Pandemic impact has hit middle class differently across the globe
There might be some assumptions about what the impact of the ongoing pandemic has been on the global middle class and there might also be the underlying realities that explain what’s going on.
COVID changed everything in supply and production chains and really pointed out the precarious nature of those systems, says Carlo Dade, director of the Trade and Investment Centre at Canada West Foundation (CWF).
“With the global middle-class, in the 2008-09 global financial crisis, one of the things that really surprised us and other observers was that the global middle class didn’t seem to take a hit,” says Dade. In terms of showing resilience before, analysts wondered if the global middle class would be an exception again during the pandemic.
There are several measures of how a person would be defined as a member of the global middle class — the World Bank has their own statistical calculation, as does the United Nations — and the size of the middle class would fluctuate because of the pandemic. Essentially it’s the number of people who have seen a significant enough increase in income to move out of poverty, and also to be psychologically comfortable of secure enough with their income that they begin to change consumption habits, explains Dade.
That includes purchasing better quality food and imported foods.
Of course not everyone has had the same experience throughout the pandemic, mostly for worse but there has been an exception.

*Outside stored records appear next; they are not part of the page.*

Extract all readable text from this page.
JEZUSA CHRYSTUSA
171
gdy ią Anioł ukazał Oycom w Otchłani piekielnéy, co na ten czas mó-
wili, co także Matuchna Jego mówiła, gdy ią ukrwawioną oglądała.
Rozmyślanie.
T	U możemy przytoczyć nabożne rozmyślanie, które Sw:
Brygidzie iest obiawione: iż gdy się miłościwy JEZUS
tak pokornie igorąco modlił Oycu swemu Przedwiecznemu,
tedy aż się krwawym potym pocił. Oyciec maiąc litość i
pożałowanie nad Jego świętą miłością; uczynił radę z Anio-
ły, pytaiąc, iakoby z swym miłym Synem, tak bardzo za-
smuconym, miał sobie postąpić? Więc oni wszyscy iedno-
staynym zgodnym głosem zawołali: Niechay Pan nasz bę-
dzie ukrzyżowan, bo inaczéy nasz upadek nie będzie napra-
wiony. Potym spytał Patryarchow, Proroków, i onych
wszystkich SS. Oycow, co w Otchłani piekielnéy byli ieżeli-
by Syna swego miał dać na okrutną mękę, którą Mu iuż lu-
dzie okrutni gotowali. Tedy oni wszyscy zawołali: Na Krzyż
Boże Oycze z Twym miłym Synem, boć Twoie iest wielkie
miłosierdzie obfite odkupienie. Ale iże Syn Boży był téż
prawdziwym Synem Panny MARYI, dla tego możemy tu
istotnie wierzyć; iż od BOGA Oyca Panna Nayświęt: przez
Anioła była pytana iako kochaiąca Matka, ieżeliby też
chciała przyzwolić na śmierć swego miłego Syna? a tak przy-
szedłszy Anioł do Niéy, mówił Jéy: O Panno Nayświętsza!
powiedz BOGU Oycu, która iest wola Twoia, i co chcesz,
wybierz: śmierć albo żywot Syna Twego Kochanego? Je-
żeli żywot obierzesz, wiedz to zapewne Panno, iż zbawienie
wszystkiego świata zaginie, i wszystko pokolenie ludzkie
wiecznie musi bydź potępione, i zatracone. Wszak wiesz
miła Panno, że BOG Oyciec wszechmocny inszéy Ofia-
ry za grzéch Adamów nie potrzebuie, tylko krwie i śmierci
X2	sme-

“China was the only country that saw positive economic performance all throughout the pandemic, and that has really affected the way the global middle class has come out of this pandemic,” says Taylor Blaisdell, policy analyst at CWF.
Blaisdell reports that the size of the middle class in China decreased by 1.98 per cent, compared to India’s middle class decreasing by 33 per cent — a staggering figure.
“China’s at a very different starting point coming out of the pandemic than other countries,” says Blaisdell, granted the country entered the pandemic in a completely different state than other parts of the world.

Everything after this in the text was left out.